Verder gaat het pad. Alle facetten komen hier nog een keer bij elkaar. Elke moeilijkheidsgraad is aanwezig. Hagedissen schieten voor mijn voeten weg. Cicaden verscheuren de stilte. Boven me hoor ik de bomen kraken terwijl ik weer over een grote rots klauter. De rotsen glimmen als zilver onder de heldere zonnestralen. Door het rijkelijk aanwezige “mica” krijg ik het idee dat ik over één grote zilverader loop. Met een diepe zucht laat ik deze schoonheid van de Alpen achter me.
Opeens kijk ik in een vlakte en ik zie lelijke elektriciteitsmasten die nú de horizon bepalen. Groter kan het verschil niet zijn. Mijn wereld vol met intieme natuurmomenten is in een keer verscheurd. Ik loop over een groot recreatieterrein, families brengen hier hun zondag door. De wind waait over de vlakte. Bij een kleine bistro eet ik spaghetti en drink mijn cola. Keer op keer waait mijn lege colablikje om. Met twee handen moet ik het papieren placemat vasthouden. Mijn ogen gaan over de spelende kinderen en over de volwassenen. Zouden ze wel weten dat ze zo dicht bij de wonderen van de natuur zijn. Bij een wereld vol glimmende mica en rotsen met kleine bergstroompjes. Een wereld die zich moeilijk te kennen geeft. Die je laat ploeteren en af en toe laat struikelen. Een wereld die vooral zijn mysterie geheim houdt. Misschien moet ik niets zeggen en de kinderen hier laten spelen met een plastic bal.

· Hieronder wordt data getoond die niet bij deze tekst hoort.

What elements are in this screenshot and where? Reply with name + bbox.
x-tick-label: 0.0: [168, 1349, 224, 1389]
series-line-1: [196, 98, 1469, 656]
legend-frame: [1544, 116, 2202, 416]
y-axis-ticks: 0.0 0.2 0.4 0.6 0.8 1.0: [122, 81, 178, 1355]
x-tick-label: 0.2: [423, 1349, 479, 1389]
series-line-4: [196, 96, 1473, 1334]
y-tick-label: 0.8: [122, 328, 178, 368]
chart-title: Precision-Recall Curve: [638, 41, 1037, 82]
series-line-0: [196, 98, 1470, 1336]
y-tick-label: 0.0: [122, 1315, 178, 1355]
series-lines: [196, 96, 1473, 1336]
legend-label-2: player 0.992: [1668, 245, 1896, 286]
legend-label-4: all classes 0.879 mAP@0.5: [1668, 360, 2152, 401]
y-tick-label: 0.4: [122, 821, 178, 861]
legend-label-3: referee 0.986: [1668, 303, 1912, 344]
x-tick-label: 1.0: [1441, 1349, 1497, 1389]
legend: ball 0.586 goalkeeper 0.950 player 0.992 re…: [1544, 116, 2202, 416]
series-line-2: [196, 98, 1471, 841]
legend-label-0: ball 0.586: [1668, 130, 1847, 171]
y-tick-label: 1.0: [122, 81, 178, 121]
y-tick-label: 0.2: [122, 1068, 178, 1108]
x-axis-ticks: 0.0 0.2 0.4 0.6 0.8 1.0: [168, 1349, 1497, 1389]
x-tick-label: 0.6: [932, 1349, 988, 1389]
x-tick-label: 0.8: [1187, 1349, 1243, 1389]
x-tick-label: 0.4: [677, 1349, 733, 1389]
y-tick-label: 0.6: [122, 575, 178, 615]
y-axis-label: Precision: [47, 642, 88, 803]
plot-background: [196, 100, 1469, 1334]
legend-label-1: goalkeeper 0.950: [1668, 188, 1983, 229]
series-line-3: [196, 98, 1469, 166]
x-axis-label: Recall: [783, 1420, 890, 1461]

In Borgfranco d’Ivreia stop ik bij de kerk. De deuren staan uitnodigend open. De koele lucht komt me tegemoet als ik de deur open duw. Als mijn ogen gewend zijn aan de donkerte ontvouwt zich langzaam voor mij een prachtige schoonheid die bijna volledig uitgevoerd is in marmer. Marmer in alle kleuren en tinten, het geeft de hoge kerk een wat donkere uitstraling maar met een statigheid die geen grenzen kent. Een kreet van verrukking komt uit mijn mond. Ik mis de glas-in-loodramen maar de grote fresco’s met afbeeldingen uit de Bijbelse wereld staan daar tegenover. Ik brand twee kaarsen en verlaat daarna de kerk weer. Buiten ontmoet ik een pelgrim. Christel uit Zwitserland. Samen gaan we verder, het klikt goed tussen ons. Alsof we elkaar al jaren kennen zo babbelen we. De hitte die we moeten verdragen vervalt hierdoor wat. Christel heeft geen slaapplaats geregeld. ‘Ga maar met mij mee’, zeg ik, ‘in de ostello waar ik slaap is zeker plaats.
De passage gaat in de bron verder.